The top plot shows the fit relative to the data and also what the star would look like if there were no atmosphere. It is useful when adjusting for the continuum (eg. for the sensitivity function). The third plot compares the model with the data and it is particularly useful for ensuring that the telluric features are fit correctly.
From the left panel, the LSF (line spread function) scaling factor is the parameter most likely to have an effect on the fit. The right panel has controls for the fit of the continuum.
11.4.4. normalizeFlat
The normalizeFlat tool simply fits a function to the flat signal to
normalize it. The slider at the top defaults to
the center of the pixel array. You can select a different row if you want.
11.4.5. skyCorrectFromSlit
The plot shown in the interactive interface to skyCorrectFromSlit a cross
section the 2D spectrum, along the spatial direction. If apertures are defined
in the input file (eg. findApertures as been run) the data points from those
areas will be automatically rejected (in gray triangle). The objective here
is to fit large scale background signal left over after the “ABBA” sky
subtraction. You can define regions to use to estimate the sky, if some
non-sky feature is not automatically rejected.
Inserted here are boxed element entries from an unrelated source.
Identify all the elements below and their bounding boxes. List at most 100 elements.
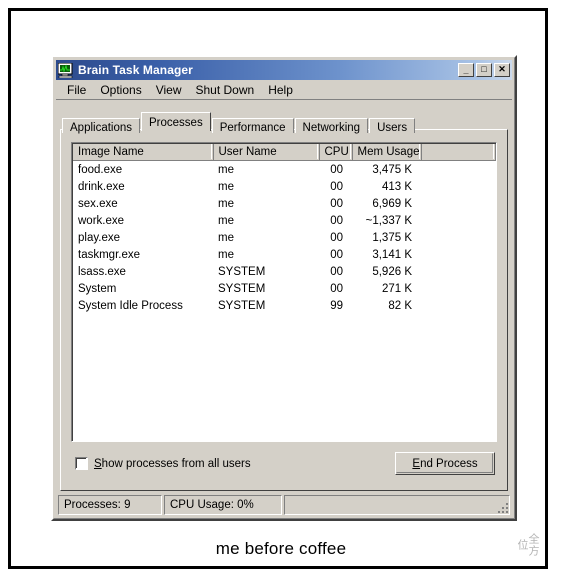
cell-user-name: SYSTEM xyxy=(218,299,266,312)
tab-networking[interactable]: Networking xyxy=(294,118,369,134)
table-row[interactable]: taskmgr.exe me 00 3,141 K xyxy=(73,246,496,263)
status-extra xyxy=(284,495,510,515)
menu-item-file[interactable]: File xyxy=(60,81,93,99)
monitor-icon xyxy=(57,62,74,78)
cell-image-name: food.exe xyxy=(78,163,123,176)
process-table: Image Name User Name CPU Mem Usage food.… xyxy=(73,144,496,314)
close-button[interactable]: ✕ xyxy=(494,63,510,77)
cell-cpu: 00 xyxy=(330,231,343,244)
cell-cpu: 00 xyxy=(330,214,343,227)
cell-spacer xyxy=(421,280,496,297)
table-row[interactable]: drink.exe me 00 413 K xyxy=(73,178,496,195)
cell-cpu: 00 xyxy=(330,180,343,193)
show-all-users-label: Show processes from all users xyxy=(94,458,251,470)
cell-user-name: SYSTEM xyxy=(218,265,266,278)
cell-spacer xyxy=(421,297,496,314)
table-row[interactable]: System SYSTEM 00 271 K xyxy=(73,280,496,297)
cell-user-name: SYSTEM xyxy=(218,282,266,295)
tab-strip: Applications Processes Performance Netwo… xyxy=(62,111,416,134)
column-header-image-name[interactable]: Image Name xyxy=(73,144,214,161)
cell-user-name: me xyxy=(218,231,234,244)
watermark-signature: 全方位 xyxy=(516,533,540,557)
show-all-users-label-rest: how processes from all users xyxy=(101,457,251,470)
cell-image-name: lsass.exe xyxy=(78,265,126,278)
show-all-users-checkbox[interactable] xyxy=(75,457,88,470)
table-row[interactable]: play.exe me 00 1,375 K xyxy=(73,229,496,246)
cell-mem-usage: 5,926 K xyxy=(372,265,412,278)
cell-image-name: work.exe xyxy=(78,214,125,227)
column-header-spacer[interactable] xyxy=(421,144,496,161)
cell-spacer xyxy=(421,195,496,212)
cell-image-name: System xyxy=(78,282,117,295)
cell-mem-usage: 413 K xyxy=(381,180,412,193)
tab-performance[interactable]: Performance xyxy=(211,118,294,134)
table-row[interactable]: sex.exe me 00 6,969 K xyxy=(73,195,496,212)
end-process-label-rest: nd Process xyxy=(420,457,478,470)
status-processes: Processes: 9 xyxy=(58,495,162,515)
column-header-user-name[interactable]: User Name xyxy=(213,144,320,161)
process-table-body: food.exe me 00 3,475 K drink.exe me 00 4… xyxy=(73,161,496,315)
cell-mem-usage: 82 K xyxy=(388,299,412,312)
cell-cpu: 00 xyxy=(330,248,343,261)
window-inner-bevel: Brain Task Manager _ □ ✕ File Options Vi… xyxy=(53,57,515,519)
tab-applications[interactable]: Applications xyxy=(62,118,141,134)
cell-mem-usage: 1,375 K xyxy=(372,231,412,244)
close-icon: ✕ xyxy=(498,64,506,74)
show-all-users-accel: S xyxy=(94,457,102,470)
processes-tab-panel: Image Name User Name CPU Mem Usage food.… xyxy=(60,129,508,491)
cell-spacer xyxy=(421,263,496,280)
caption-text: me before coffee xyxy=(215,539,347,558)
menu-bar: File Options View Shut Down Help xyxy=(56,81,512,100)
window-buttons: _ □ ✕ xyxy=(458,63,510,77)
table-header-row: Image Name User Name CPU Mem Usage xyxy=(73,144,496,161)
tab-users[interactable]: Users xyxy=(369,118,416,134)
menu-item-shut-down[interactable]: Shut Down xyxy=(189,81,262,99)
cell-spacer xyxy=(421,178,496,195)
end-process-accel: E xyxy=(412,457,421,470)
table-row[interactable]: food.exe me 00 3,475 K xyxy=(73,161,496,179)
table-row[interactable]: work.exe me 00 ~1,337 K xyxy=(73,212,496,229)
cell-cpu: 00 xyxy=(330,163,343,176)
column-header-mem-usage[interactable]: Mem Usage xyxy=(352,144,422,161)
cell-mem-usage: 3,141 K xyxy=(372,248,412,261)
cell-spacer xyxy=(421,212,496,229)
menu-item-help[interactable]: Help xyxy=(261,81,300,99)
cell-cpu: 99 xyxy=(330,299,343,312)
process-list-inner: Image Name User Name CPU Mem Usage food.… xyxy=(72,143,496,441)
cell-mem-usage: ~1,337 K xyxy=(365,214,412,227)
minimize-button[interactable]: _ xyxy=(458,63,474,77)
cell-spacer xyxy=(421,229,496,246)
cell-cpu: 00 xyxy=(330,282,343,295)
menu-item-view[interactable]: View xyxy=(149,81,189,99)
column-header-cpu[interactable]: CPU xyxy=(319,144,353,161)
cell-user-name: me xyxy=(218,197,234,210)
cell-image-name: play.exe xyxy=(78,231,120,244)
cell-user-name: me xyxy=(218,180,234,193)
cell-image-name: drink.exe xyxy=(78,180,125,193)
maximize-button[interactable]: □ xyxy=(476,63,492,77)
end-process-button[interactable]: End Process xyxy=(395,452,495,475)
cell-cpu: 00 xyxy=(330,265,343,278)
task-manager-window: Brain Task Manager _ □ ✕ File Options Vi… xyxy=(51,55,517,521)
cell-spacer xyxy=(421,161,496,179)
show-all-users-checkbox-row[interactable]: Show processes from all users xyxy=(75,457,251,470)
process-list[interactable]: Image Name User Name CPU Mem Usage food.… xyxy=(71,142,497,442)
window-title: Brain Task Manager xyxy=(78,63,193,77)
cell-spacer xyxy=(421,246,496,263)
cell-image-name: taskmgr.exe xyxy=(78,248,140,261)
status-bar: Processes: 9 CPU Usage: 0% xyxy=(58,495,510,515)
menu-item-options[interactable]: Options xyxy=(93,81,148,99)
minimize-icon: _ xyxy=(463,65,469,75)
cell-user-name: me xyxy=(218,163,234,176)
table-row[interactable]: System Idle Process SYSTEM 99 82 K xyxy=(73,297,496,314)
cell-user-name: me xyxy=(218,214,234,227)
cell-cpu: 00 xyxy=(330,197,343,210)
bottom-controls: Show processes from all users End Proces… xyxy=(71,452,497,478)
cell-user-name: me xyxy=(218,248,234,261)
resize-grip-icon[interactable] xyxy=(496,501,508,513)
table-row[interactable]: lsass.exe SYSTEM 00 5,926 K xyxy=(73,263,496,280)
tab-processes[interactable]: Processes xyxy=(141,112,211,131)
cell-image-name: sex.exe xyxy=(78,197,118,210)
title-bar[interactable]: Brain Task Manager _ □ ✕ xyxy=(56,60,512,80)
printed-page-frame: Brain Task Manager _ □ ✕ File Options Vi… xyxy=(8,8,548,569)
The slider at the top allows you to select a column to do the fit on. This can be useful when struggling to fit a certain sky line, eg if that sky line is near a feature of interest in your spectrum and you wish to really optimize the sky subtraction in that area. Normally, though the default column (center of the pixel array) is sufficient to adjust the fit.
11.4.6. telluricCorrect
The interactive tool for telluricCorrect helps adjust the telluric model
to the science data. The model can be shifted and the airmasses can be
adjusted. There is an option to use either the model or the data.
11.4.7. traceApertures
Using the apertures previously defined, traceApertures will scan the 2D
spectrum and “follow” the signal and produce the trace of where the signal is
located. The interactive tool here allows you to adjust the fit
to best match the signal detected by the tracing algorithm.
Note the “Aperture 1” tab at the top of the plot. If more than one source is found, ie. more than one aperture, each aperture will have a tab. You should inspect all the apertures of interest.
The tracing algorithm can be controlled with the “Left Panel”. There might be cases (eg. faint sources) where the defaults struggle to follow the signal and the plot looks really noisy or odd. You can experiment with those input parameters to see if you can get a better trace to fit.